Support inline SSL certificates

[amenzhinsky]

pq just added this feature https://github.com/lib/pq/pull/818/files and it would be really nice to have this here because in the containers world certs are usually passed to apps as environment variables.

Now we have to manually compose TLS config:

pair, err := tls.X509KeyPair(cert, key)
if err != nil {
    return err
}
config := &tls.Config{
    ServerName:   serverName,
    Certificates: []tls.Certificate{pair},
    RootCAs:      x509.NewCertPool(),
}
if !config.RootCAs.AppendCertsFromPEM(ca) {
    return errors.New("cannot append root CA certificates")
}
poolConfig.ConnConfig.TLSConfig = config

[jackc]

I try to stick as closely as possible to how the standard PostgreSQL client library handles environment variables. I'd like to know if this feature is or will be there and then match their behavior.

[fairclothjm]

@jackc Hello, I see this was closed as not planned. However, would you consider accepting a PR contribution to support inline SSL certificates? We have a need for this feature since Vault is now using pgx.

From the docs, it looks like this would not match the libpq behavior but it would be opt-in if ssline=true. Would you consider it in that case? Thanks!

[fairclothjm]

cc @bfontaine

[Shailee]

@jackc @bfontaine wanted to do a follow up on the previous request from @fairclothjm if you would be able to accept a PR for this?

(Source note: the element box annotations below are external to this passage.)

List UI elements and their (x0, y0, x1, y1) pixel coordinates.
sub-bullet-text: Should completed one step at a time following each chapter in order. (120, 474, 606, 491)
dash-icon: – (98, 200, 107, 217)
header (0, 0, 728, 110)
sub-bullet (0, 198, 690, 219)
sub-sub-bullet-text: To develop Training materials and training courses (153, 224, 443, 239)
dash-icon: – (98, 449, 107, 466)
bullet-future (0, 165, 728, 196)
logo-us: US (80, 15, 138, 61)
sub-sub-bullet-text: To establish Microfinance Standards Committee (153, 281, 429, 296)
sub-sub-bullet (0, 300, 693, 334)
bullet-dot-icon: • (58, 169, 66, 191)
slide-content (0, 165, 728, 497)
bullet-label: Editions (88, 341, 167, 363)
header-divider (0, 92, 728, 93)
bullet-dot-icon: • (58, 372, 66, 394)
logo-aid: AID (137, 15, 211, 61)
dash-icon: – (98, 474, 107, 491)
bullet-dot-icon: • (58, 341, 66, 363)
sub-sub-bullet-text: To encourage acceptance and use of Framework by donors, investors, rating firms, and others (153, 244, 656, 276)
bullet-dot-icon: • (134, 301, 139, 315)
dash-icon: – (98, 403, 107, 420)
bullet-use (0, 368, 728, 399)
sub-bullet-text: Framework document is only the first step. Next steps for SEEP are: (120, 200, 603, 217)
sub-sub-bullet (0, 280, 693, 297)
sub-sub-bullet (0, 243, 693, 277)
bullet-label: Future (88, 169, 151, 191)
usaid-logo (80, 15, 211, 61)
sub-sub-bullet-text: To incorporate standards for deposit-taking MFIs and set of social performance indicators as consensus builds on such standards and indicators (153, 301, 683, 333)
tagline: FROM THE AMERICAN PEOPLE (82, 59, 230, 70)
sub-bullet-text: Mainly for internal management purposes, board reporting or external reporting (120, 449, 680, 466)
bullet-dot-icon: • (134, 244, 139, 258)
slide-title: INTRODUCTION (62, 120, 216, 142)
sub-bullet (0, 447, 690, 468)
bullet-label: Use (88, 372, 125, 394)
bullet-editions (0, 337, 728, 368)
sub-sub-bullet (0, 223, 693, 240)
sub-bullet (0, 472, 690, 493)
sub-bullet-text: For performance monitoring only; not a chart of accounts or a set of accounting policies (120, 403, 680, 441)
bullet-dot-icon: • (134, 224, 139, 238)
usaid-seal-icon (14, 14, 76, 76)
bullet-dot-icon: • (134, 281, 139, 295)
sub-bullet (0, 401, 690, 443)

We have a customer that is blocked on Vault's usage because of this behavior, and it would be helpful if we can have this addressed.

[bfontaine]

Hi @Shailee I joined the project in 2022 only to help with support; I’m not a maintainer. I actually quit the project a couple weeks ago because I wasn’t active anymore.

[Shailee]

Thanks @bfontaine for your response.

@jackc Pinging again to see if accepting a PR on this will be something you are open to?

Since we adopted this library for HashiCorp Vault, customers have been keen to get this feature that was part of the previous library as they heavily relied on it, and it would be very helpful.

[jackc]

My opinion is still:

I try to stick as closely as possible to how the standard PostgreSQL client library handles environment variables. I'd like to know if this feature is or will be there and then match their behavior.